Personnel wise, South Carolina will have the best football player on the field in Pharoh Cooper. Josh Forrest and Skai Moore are two of the SEC’s best linebackers. Potentially, Patrick Towles has the advantage at quarterback given that Saturday will be Connor Mitch’s first home start. Kentucky will go as Patrick Towles goes. High expectation brings on higher scrutiny. Not fair, but comes with the territory of being a SEC starting quarterback in a pass heavy offense. This game could very well easily turn into a track meet. A game in the 40’s is not out of the realm of possibility. If Carolina is successful in shortening the game by scoring touchdowns through prolonged drives, the final score could also be in the 20’s.
Weather will factor. Rain is in the forecast. A sloppy turf favors Carolina. As far as projection, this game is highly difficult to predict.

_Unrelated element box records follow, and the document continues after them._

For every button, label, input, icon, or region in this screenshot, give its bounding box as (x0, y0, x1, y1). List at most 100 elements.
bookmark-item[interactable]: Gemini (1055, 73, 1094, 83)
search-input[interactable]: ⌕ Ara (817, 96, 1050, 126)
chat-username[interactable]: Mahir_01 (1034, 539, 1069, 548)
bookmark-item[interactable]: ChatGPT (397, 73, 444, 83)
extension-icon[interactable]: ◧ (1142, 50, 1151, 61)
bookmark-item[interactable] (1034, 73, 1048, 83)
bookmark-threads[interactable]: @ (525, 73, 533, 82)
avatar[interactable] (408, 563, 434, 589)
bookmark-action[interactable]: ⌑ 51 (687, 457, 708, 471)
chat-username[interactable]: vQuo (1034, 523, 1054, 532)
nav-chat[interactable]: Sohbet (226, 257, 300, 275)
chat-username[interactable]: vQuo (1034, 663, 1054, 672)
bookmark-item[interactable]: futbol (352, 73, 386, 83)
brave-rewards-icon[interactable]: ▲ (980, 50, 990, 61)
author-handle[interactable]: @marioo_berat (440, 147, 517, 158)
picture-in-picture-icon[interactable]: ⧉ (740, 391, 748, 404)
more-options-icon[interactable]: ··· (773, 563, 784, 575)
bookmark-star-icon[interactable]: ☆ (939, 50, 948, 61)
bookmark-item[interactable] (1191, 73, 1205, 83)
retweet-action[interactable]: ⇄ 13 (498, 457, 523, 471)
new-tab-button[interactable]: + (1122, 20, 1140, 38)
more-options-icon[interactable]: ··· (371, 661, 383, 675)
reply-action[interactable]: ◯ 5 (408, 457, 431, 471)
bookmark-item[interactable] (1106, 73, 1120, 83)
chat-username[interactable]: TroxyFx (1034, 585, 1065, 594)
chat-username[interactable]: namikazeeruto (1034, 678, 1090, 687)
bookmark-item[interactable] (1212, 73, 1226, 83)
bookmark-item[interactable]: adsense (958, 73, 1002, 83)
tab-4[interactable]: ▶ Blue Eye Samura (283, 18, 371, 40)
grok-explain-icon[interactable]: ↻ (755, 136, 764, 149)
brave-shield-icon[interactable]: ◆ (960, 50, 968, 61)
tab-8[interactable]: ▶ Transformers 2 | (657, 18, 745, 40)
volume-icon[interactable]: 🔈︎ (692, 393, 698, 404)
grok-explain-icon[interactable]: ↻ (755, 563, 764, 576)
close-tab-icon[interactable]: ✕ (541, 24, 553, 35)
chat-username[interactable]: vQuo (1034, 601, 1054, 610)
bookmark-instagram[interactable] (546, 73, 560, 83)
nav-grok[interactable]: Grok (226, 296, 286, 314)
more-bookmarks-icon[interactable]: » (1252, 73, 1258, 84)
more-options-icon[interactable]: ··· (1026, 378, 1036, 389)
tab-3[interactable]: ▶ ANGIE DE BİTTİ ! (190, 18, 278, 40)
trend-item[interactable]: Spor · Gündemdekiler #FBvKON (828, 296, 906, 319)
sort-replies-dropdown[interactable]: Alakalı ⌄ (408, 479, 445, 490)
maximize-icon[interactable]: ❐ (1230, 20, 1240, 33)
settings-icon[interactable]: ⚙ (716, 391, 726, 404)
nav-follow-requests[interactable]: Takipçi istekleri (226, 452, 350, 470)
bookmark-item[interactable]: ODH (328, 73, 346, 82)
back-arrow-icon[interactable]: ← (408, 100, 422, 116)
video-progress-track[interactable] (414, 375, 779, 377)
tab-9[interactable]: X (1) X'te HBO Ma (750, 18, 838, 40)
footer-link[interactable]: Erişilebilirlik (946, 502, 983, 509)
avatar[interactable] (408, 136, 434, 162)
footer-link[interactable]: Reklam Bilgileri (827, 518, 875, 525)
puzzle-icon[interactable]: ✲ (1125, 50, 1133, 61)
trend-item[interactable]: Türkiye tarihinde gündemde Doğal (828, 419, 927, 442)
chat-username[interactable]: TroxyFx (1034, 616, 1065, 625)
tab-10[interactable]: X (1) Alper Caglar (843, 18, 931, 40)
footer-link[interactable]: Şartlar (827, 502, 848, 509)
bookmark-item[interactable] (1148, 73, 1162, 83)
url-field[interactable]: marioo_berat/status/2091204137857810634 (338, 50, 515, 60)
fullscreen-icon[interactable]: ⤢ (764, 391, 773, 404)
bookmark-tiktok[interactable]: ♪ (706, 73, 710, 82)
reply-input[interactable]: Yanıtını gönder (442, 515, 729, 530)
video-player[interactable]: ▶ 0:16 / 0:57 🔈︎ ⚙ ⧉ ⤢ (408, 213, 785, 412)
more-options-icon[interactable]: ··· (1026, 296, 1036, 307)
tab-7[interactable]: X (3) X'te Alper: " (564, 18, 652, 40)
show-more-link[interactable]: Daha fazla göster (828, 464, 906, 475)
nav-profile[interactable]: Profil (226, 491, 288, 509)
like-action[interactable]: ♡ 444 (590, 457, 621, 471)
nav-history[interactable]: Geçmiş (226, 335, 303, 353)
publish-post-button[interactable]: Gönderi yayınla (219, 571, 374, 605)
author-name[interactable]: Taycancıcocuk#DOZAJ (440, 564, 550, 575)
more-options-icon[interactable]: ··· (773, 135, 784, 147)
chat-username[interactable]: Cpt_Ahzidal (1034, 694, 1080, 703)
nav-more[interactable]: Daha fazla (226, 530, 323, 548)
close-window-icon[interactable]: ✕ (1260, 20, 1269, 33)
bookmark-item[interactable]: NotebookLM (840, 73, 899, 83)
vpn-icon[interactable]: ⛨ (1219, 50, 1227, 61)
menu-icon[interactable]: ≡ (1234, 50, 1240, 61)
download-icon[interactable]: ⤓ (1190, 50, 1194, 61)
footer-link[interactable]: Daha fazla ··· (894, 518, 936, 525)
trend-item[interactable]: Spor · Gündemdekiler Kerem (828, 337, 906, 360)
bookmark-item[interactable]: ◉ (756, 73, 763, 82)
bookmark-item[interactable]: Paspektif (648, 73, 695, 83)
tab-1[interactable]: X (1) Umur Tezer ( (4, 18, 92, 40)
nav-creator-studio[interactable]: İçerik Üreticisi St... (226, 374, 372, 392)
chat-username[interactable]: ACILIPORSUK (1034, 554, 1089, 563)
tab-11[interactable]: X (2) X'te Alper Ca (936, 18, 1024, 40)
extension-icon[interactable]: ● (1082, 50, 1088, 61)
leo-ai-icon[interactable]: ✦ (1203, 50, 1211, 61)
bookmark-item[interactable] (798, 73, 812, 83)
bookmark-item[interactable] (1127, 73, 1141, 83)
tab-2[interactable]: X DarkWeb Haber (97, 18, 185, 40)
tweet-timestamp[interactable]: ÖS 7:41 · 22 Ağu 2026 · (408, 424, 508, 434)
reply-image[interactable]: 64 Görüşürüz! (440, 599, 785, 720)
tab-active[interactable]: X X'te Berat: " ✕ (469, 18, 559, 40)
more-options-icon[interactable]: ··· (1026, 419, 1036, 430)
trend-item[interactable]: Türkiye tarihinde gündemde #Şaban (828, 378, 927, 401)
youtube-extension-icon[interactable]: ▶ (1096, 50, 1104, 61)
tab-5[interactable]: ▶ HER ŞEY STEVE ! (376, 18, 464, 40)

Week one to week two improvement is normally the team’s most transitional period. Both teams have much to improve upon. South Carolina has an advantage given it had two additional days of practice.
To say that Kentucky doesn’t have a chance to leave Columbia with a win is overly simplistic. To expect UK to go into Williams-Brice Stadium and beat the Head Ball Coach is a tall but accomplishable task.